What’s Your Favorite Bigfoot Museum? Nessie Museum?
Posted by: Loren Coleman on February 3rd, 2009
Hey, I’m finishing an article (with Ian Simmons) for the next issue of The Anomalist on the world of cryptozoological museums.
A few may be ones like this new venue at Disney World, Orlando, Florida, about the Yeti.
The straight cz angle is rather well-covered, because, besides the Swiss one, the CFZ contribution, and mine, if you don’t count private marginal collections like Gordon Rutter’s Fortean frontroom, there are not too many purely cryptozoological treasure troves in the world.
But there are a growing list of Bigfoot and Nessie museums. I have my own sense of some of the best ones, but I wanted to survey you all. So, what and where are your all-time favorites? Tell me as much as you want!
Share what you like and love. But skip the negatives, for frankly, I don’t have time to shift through those. 🙂
Some will always live on as bad memories, only.
Go beyond Bigfoot and the Loch Ness Monster collections, to the least obvious too!
Thank you.
Happy Birthday to my son Caleb, who thoroughly enjoyed, in 1999, visiting one of the two museums at Loch Ness!
About Loren Coleman
Loren Coleman is one of the world’s leading cryptozoologists, some say “the” leading living cryptozoologist. Certainly, he is acknowledged as the current living American researcher and writer who has most popularized cryptozoology in the late 20th and early 21st centuries.

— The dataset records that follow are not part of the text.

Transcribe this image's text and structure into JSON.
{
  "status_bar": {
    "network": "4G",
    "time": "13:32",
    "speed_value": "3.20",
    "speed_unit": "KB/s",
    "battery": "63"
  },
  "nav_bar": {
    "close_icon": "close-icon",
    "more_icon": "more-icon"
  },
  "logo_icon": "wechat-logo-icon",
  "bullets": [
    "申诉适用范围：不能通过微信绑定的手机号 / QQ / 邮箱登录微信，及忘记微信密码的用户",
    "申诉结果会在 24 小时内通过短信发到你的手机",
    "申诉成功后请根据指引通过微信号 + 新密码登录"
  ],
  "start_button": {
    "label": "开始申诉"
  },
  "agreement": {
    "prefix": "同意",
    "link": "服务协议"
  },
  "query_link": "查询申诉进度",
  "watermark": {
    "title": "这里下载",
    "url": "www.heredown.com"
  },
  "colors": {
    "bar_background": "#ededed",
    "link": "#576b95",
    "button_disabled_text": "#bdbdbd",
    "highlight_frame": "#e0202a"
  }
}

Starting his fieldwork and investigations in 1960, after traveling and trekking extensively in pursuit of cryptozoological mysteries, Coleman began writing to share his experiences in 1969. An honorary member of Ivan T. Sanderson’s Society for the Investigation of the Unexplained in the 1970s, Coleman has been bestowed with similar honorary memberships of the North Idaho College Cryptozoology Club in 1983, and in subsequent years, that of the British Columbia Scientific Cryptozoology Club, CryptoSafari International, and other international organizations. He was also a Life Member and Benefactor of the International Society of Cryptozoology (now-defunct).

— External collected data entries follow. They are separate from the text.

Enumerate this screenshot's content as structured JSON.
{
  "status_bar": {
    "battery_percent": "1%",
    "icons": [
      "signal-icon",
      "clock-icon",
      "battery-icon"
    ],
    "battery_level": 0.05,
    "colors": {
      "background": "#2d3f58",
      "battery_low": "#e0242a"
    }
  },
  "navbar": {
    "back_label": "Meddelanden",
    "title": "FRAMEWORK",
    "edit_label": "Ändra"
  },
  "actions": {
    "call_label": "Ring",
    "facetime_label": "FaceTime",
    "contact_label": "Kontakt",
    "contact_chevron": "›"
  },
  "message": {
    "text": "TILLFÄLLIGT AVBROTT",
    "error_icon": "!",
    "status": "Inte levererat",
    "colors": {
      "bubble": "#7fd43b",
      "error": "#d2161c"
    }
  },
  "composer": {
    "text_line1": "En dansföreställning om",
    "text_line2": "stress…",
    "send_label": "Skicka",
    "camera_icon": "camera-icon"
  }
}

Loren Coleman’s daily blog, as a member of the Cryptomundo Team, served as an ongoing avenue of communication for the ever-growing body of cryptozoo news from 2005 through 2013. He returned as an infrequent contributor beginning Halloween week of 2015.

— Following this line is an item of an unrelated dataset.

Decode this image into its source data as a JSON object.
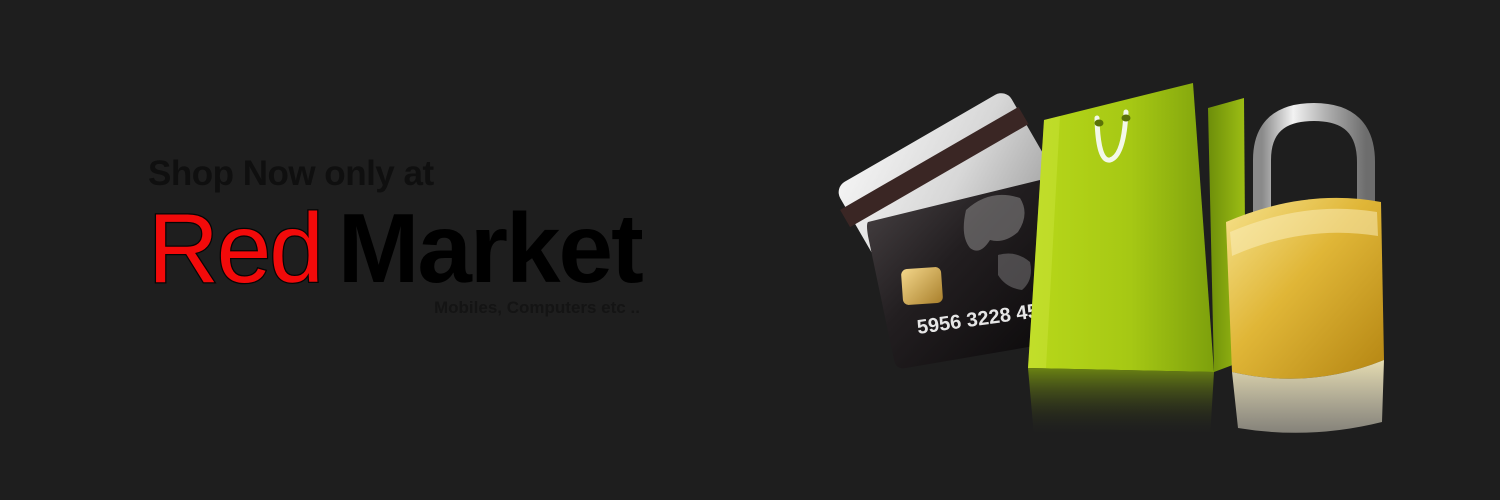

Coleman is the founder in 2003, and current director of the International Cryptozoology Museum in Portland, Maine.
The American Dime museum in Baltimore was great fun, but sadly closed due to lack of funds.
The Museum of The Weird in Austin, Texas, located inside Lucky Lizard Curios and Gifts on 6th Street, has some cryptozoological items of note. In addition to such things as Fiji mermaids, they also had a Bigfoot section complete with footprint casts. While it wasn’t on display when I was last there, I was told they were working on a Texas Bigfoot display. They do sell postcards with a Bigfoot image at the store and on their website. All in all, it was a really neat place.